We work with separating couples to negotiate mutually acceptable property agreements. Property agreements document how property will be divided avoiding an adversarial court process.
What is in your property pool?
All property of the relationship is considered part of the property pool. This includes:
Assets
- Real estate
- Cash in bank accounts, both joint and separate
- Shares
- Superannuation
- Motor vehicles, boats, trailers, caravans etc.

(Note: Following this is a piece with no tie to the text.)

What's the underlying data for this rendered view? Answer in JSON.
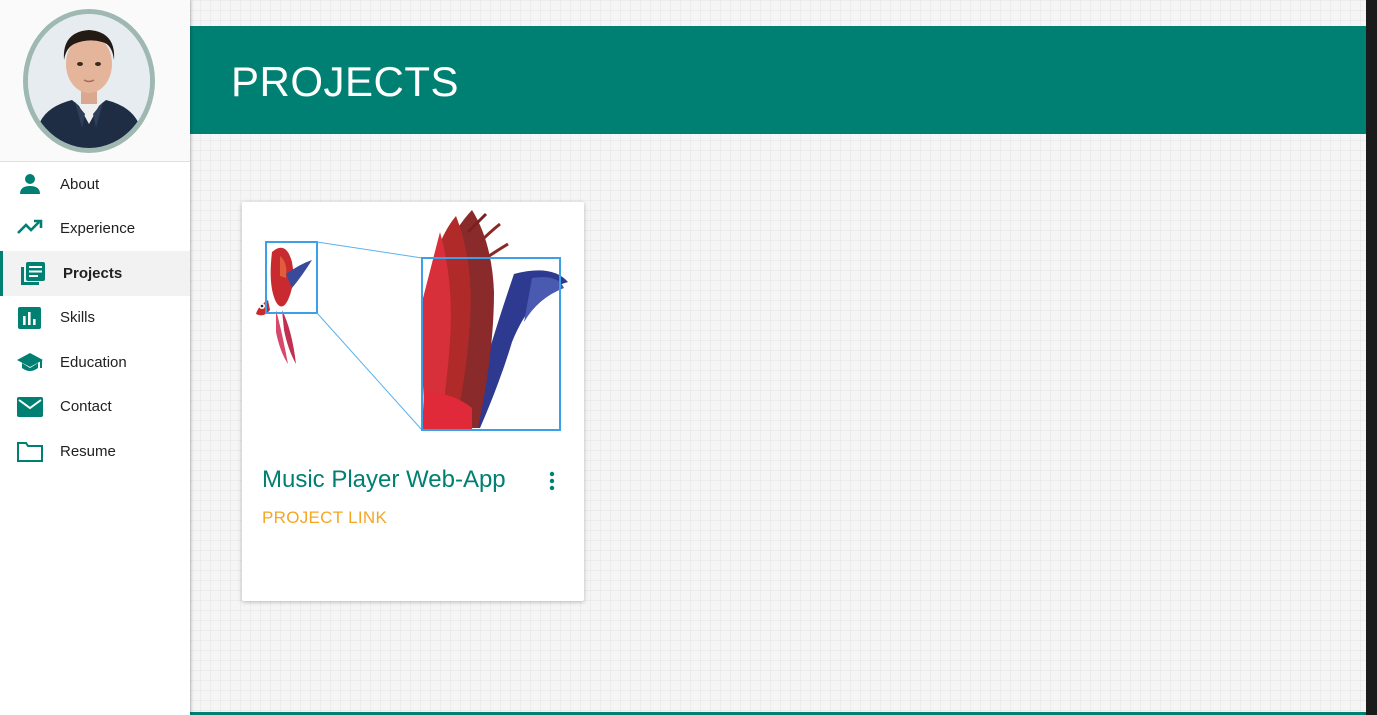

- Assets in business, companies etc.
Liabilities
- Mortgage
- Loans
- Credit card debt
- Hire purchase agreements
- HECS or HELP debt
- Personal debts.
Negotiating the division of the pool
The property pool division can be impacted by significant contributions of parties. This includes both financial, non-financial, homemaker and parenting contributions.
- Salary or wages
- Inheritances
- Gifts including both monetary or items of value
- Housekeeping
- Child care
- Maintenance
- Gardening
Future needs will also be considered
- Age and state of health
- Income earning capacity and future financial resources
- Reasonable future standard of living
- Parenting arrangements and financial support of children under 18.
Formalising the agreement
Once an agreement has been reached, it will then need to be formalised through Consent Orders or a binding financial agreement. This will ensure the agreement is legally binding.